16.11.11

O cidadão anónimo do Cacém, o prémio escolar e os médicos mortos que passam receitas

3 de Outubro – Tão iguais e tão diferentes. Conhecem Isaltino Morais? Claro que sim. Ele esteve um dia preso por erro de uma juíza. É, ainda assim, um homem com sorte. Mário Brites, conhecem? Não acredito. Ele é um anónimo cidadão do Cacém que passou injustamente cinco longos meses atrás das grades. A história mete dois polícias que não merecem a farda, uma procuradora do Ministério Público que vai em conversas e, por fim, um juiz de instrução com escassa argúcia. Um agente da PSP vive em guerra com um vizinho. Uma vulgar questão de condomínio. Arranja maneira de tramar o outro. Apresenta queixa por tentativa de homicídio: jura que o vizinho tentou dar-lhe dois tiros e apresenta um colega como testemunha do crime. A procuradora percebeu, na sua fina inteligência, que Mário Brites, o inocente, mentia e que os dois polícias, mentirosos, falavam verdade - e promoveu a prisão preventiva do denunciado, prontamente aceite por um zeloso juiz. Resultado: Mário Brites passou cinco meses preso - até que a Polícia Judiciária, tarde e a más horas chamada ao caso, deu pela mentira. Parece que vai acabar tudo em bem: os polícias continuam polícias, a procuradora não deixa de ser procuradora e o juiz fica juiz. Ttudo normal…

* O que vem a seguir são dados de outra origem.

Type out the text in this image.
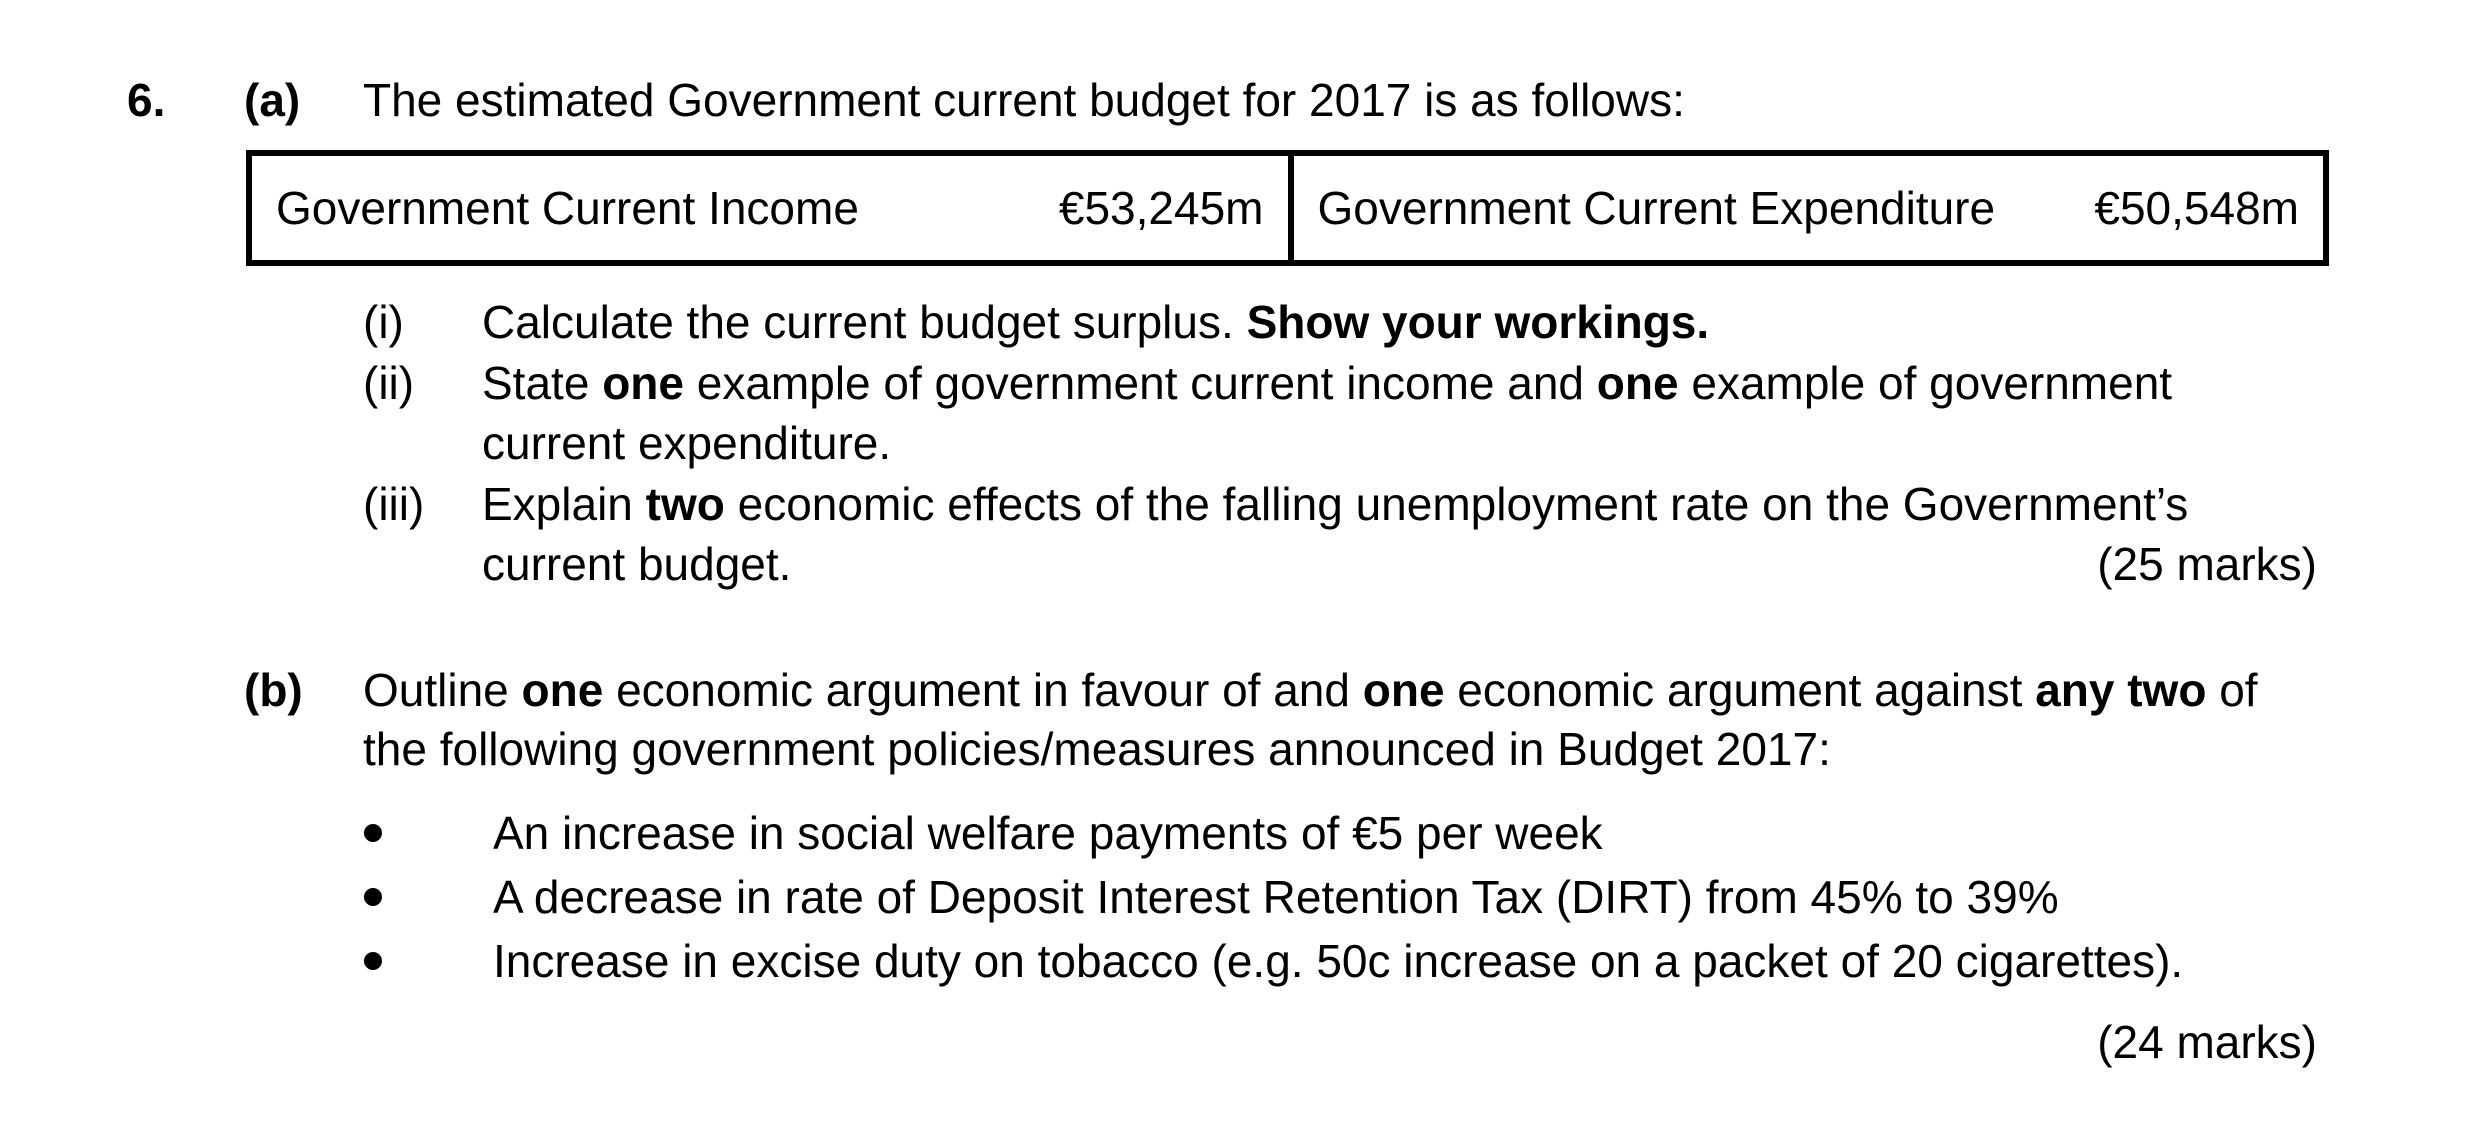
6. (a) The estimated Government current budget for 2017 is as follows:
Government Current Income	€53,245m Government Current Expenditure €50,548m
(i) Calculate the current budget surplus. Show your workings.
(ii) State one example of government current income and one example of government
current expenditure.
(iii) Explain two economic effects of the falling unemployment rate on the Government’s
current budget.	(25 marks)
(b) Outline one economic argument in favour of and one economic argument against any two of
the following government policies/measures announced in Budget 2017:
An increase in social welfare payments of €5 per week
A decrease in rate of Deposit Interest Retention Tax (DIRT) from 45% to 39%
Increase in excise duty on tobacco (e.g. 50c increase on a packet of 20 cigarettes).
(24 marks)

6 de Outubro – De vez em quando, querem atirar-nos poeira para os olhos quando falam de "responsabilidade social" nas grandes empresas. Os relatórios que dão conta do contributo dos grupos económicos em prol da sociedade nunca deixaram de me parecer uma forma tosca de esconder a má consciência de administradores e directores. Com a decisão do Governo de anular os prémios de 500 € aos melhores alunos do secundário, fiquei convencido de que tinha chegado a oportunidade para os grandes empresários se juntarem aos que dizem que o mérito não pode passar sem reconhecimento. Esperei que uma EDP se adiantasse e chamasse a si a atribuição do prémio… uma Portugal Telecom que viesse dizer não, os melhores alunos têm direito a prémio e sou eu quem o vai pagar; uma Galp que se insurgisse contra a decisão de não premiar o mérito e tomasse como sua essa responsabilidade… mas nada. Foi por isso com enorme alegria que dei conta de que uma pequena empresa de Viana do Castelo, que felizmente desconhece a importância dos relatórios de "responsabilidade social", não quis defraudar as expectativas do melhor aluno da cidade (média de 19,4 valores e entrou em Medicina no Porto) e fez questão de pagar o prémio imediatamente. Senhores António Mexia, Zeinal Bava e Ferreira de Oliveira… que desilusão!...

9 de Outubro - Abençoada troika: desde que chegou, os esqueletos começaram a sair dos armários. Esqueletos metafóricos, como nas contas da Madeira; ou literais, como nos 500 médicos mortos que continuam nas bases de dados do sistema. Mortos ou, pelo menos, com grandes probabilidades de já não estarem vivos, disse o vice--presidente da Administração Central do Sistema de Saúde., não sei se por piada. A verdade é que não sei se deverei ficar descansado com a imprecisão da frase: se o nosso sistema de saúde já não sabe distinguir os vivos dos mortos, que Deus nos ajude a todos. Mas talvez a dúvida do vice-presidente se prenda com a quantidade de receitas que os médicos mortos continuam a passar aos vivos, tal como denunciado pela inspecção-geral. Meros casos de fraude? Admito que sim. Mas também admito que Portugal seja o único país do mundo onde os mortos, por motivos de solidariedade nacional, continuam a dar o seu contributo para sairmos da crise. Alguém devia dizer à sra. Merkel que a nossa falta de produtividade não é coisa do outro mundo.